「生理的健忘」か「認知症」か診断する
脳は手や足と同じように体の一部です。加齢とともに「早く走る」ことが苦手になることと同じように、脳も「覚える」ことが苦手になってきます。これを「生理的健忘(加齢に伴う正常な認知機能低下)」といいます。初診ではまず「生理的健忘」か「認知症」かチェックします。実は認知症外来に積極的にご自身で受診される患者様は「生理的健忘」であることがほとんどです。なぜなら既に「自分のことが認知できている」からです。
しかし、「生理的健忘」の段階であるからこそ認知症の予防が重要です。当院では「認知症ではないので大丈夫ですよ」で終わるのではなく、認知症の予防を行います。
治療可能な認知症を見逃さない
認知症と診断された場合、以下の治療可能な認知症を見逃さないことが重要です。
治療可能な認知症
- 水頭症
- 慢性硬膜下血腫
- ビタミンB1
- B12欠乏症
- 低血糖
- 甲状腺機能低下症
- 脳卒中(脳梗塞、脳出血、くも膜下出血)
- 脳腫瘍
- けいれん発作
上記は一例ですが、これの疾患が原因で認知症を呈していた場合、適切な治療を行うことで認知機能の回復が望めます。一方で、これら疾患の発見が遅延することは患者様の不利益を意味します。
診断のためには
が必要となります。
ところで脳の画像検査には、CT検査とMRI検査がありますが大きな違いは以下の2点です。

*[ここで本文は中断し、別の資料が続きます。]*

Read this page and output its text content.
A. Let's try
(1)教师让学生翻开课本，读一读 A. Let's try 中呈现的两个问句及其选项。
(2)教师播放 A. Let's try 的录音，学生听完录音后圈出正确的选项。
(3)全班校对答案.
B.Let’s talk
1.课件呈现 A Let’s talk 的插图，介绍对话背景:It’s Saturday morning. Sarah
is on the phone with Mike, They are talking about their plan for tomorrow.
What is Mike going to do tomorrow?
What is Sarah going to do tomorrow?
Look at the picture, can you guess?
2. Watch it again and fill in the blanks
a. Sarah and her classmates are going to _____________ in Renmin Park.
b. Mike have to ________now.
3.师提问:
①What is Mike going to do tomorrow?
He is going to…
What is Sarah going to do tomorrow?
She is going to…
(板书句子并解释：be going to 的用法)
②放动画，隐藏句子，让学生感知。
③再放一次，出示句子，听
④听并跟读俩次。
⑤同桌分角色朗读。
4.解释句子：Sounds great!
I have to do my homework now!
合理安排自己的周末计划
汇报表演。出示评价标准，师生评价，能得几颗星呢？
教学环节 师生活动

- すぐに治療が必要な脳梗塞(急性期脳梗塞)の検出:MRI検査◎、CT検査×
- 脳血管の異常(脳動脈瘤、脳血管閉塞)の検出:MRI検査◎、CT検査×
つまり、認知症診断に必要な脳の画像検査は「MRI検査」です。また「見逃してはいけない認知症」を診断から治療まで一貫して行う診療科は「脳神経外科」です。認知症が気になり病院へ受診すると「まずは脳神経外科へ」と案内されるのはこのためです。
治療可能な認知症であった場合、すぐに治療を行う
脳卒中であった場合は緊急入院が必要です。当院で初期治療をした後、私が信頼する医療機関で最善・最良な治療がすぐに行えるように手配いたします。また、水頭症や慢性硬膜下血腫であった場合は手術により認知機能の改善が見込めます。私が信頼する手術のエキスパートをご紹介させていただきます。
根本的治療が困難な認知症も病型を診断し、快適な生活をサポートする
冒頭でアルツハイマー型認知症は根本的治療が困難と述べましたが、同様に根本的治療が困難な認知症の病型は下記のように多数あります。
根本的治療が困難な認知症
- アルツハイマー型認知症
- 前頭側頭型認知症
- レビー小体型認知症/パーキンソン病
- 進行性核上性質麻痺
- 大脳皮質基底核変性症
上記の疾患は確かに根本的治療が困難ですが、適切な治療や介護保険サービスを活用することで生活の質を維持することが可能です。ポイントは以下です。
- 「認知機能障害」の進行を遅らせる治療薬を病型に合わせ適切に選択する。
- 妄想、幻覚などの「認知症の行動・心理症状」をコントロールし生活の質を維持させる。
- 介護保険制度の申請(介護申請)を行い、「介護保険サービス」を活用する。
疾患毎に推奨される薬剤が異なりますので、きちんと病型を診断し適切な薬剤を処方することが重要です。また、お薬だけでなく運動療法を適切に行うことでより良い効果が望めますので運動療法をアドバイスします。
妄想、幻覚などは「認知症の行動・心理症状」と言われ、ご本人のみならず、ご家族の生活も妨げます。「認知症の行動・心理症状」のコントロールには内服薬の調整に加え、後に述べる「介護保険サービス」を利用し、「時間的・空間的距離をとる」ことが有用です。
介護保険サービスは満40歳以上が対象となる社会保険制度です。認定は7段階あり、患者様の状態に合わせて施設サービスや通所リハビリなどのサービスを受けることができます。当院では「主治医意見書」を作成し、介護申請の支援を行います。